The edge of wetness: It’s his party and I’ll cry if I want to!
On Monday, it rained sausage in Thal Bei Graz, Austria, where 60 years ago Arnold Schwarzenegger, the glorious, glamorous governor of California, popped out of his mutter’s womb like a mighty redwood from a log flume. But while the tube steak was flying just south of Vienna, things were decidedly more sedate in the Golden State, where the final location of handsome’s birthday bash was a closely guarded secret, at least from this diva.
Could it be the loosely knit macramé halter top I wore to Twitchell Island earlier this month, where the governor launched his plan to build a peripheral canal and simultaneously save the endangered Delta smelt? Excluded as usual from the mainstream media flotilla, I was forced to swim out to the press conference with a wizened American Indian activist, who informed me that, “Building more dams and a peripheral canal to save the Delta is like putting a tourniquet on your arm and leaving it there.”

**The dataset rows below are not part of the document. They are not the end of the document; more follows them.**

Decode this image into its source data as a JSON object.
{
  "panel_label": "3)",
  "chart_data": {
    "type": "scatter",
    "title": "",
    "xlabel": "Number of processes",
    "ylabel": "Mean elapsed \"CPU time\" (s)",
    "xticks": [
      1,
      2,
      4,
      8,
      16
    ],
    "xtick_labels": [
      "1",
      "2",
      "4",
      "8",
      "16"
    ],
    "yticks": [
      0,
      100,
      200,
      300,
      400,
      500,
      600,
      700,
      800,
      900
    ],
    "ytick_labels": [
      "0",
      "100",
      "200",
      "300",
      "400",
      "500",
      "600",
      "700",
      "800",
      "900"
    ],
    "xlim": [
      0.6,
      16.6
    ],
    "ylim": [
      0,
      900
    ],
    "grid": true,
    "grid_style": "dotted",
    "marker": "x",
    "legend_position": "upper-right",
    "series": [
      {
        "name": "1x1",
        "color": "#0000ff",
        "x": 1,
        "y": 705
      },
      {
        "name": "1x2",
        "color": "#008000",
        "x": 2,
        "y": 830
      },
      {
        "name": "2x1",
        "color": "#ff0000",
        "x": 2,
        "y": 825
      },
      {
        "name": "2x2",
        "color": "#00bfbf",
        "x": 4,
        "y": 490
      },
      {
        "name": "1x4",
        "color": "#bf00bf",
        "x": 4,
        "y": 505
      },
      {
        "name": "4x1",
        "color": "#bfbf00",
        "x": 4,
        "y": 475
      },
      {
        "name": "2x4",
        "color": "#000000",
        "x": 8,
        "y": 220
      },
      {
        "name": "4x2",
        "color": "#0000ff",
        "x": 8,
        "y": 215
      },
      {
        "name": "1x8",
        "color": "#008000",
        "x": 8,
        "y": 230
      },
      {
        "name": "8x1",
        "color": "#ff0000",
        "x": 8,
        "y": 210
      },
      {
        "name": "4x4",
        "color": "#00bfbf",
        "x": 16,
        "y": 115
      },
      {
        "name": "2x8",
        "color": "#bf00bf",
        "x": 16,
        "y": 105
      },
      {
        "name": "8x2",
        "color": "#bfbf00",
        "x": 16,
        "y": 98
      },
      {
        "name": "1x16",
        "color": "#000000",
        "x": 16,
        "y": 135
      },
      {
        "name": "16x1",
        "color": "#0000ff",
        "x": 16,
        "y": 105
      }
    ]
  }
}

“What the heck does that mean?!” I asked in disbelief.
“If you don’t take it off, you will die.”
As Mr. Indian was staring directly into my ample cleavage, I mistakenly assumed he meant take off my top, which I was more than happy to fling in the 90-plus degree heat. I instantly was wrestled to the ground by Arnie’s security detail, who let me up and wrestled me down three more times in succession. Not that a girl’s complaining, mind you.
Anyway, as a recent Department of Water Resources report indicated, the water in the Delta is polluted with all kinds of nasty pesticides and stuff; I’m still scrubbing out the inflammation that’s blotted my creamy complexion like burgundy on a white tablecloth. Nothing, nothing at all, comes between me and the governor. Except maybe a rash. So perhaps it’s just as well nobody invited me to the party.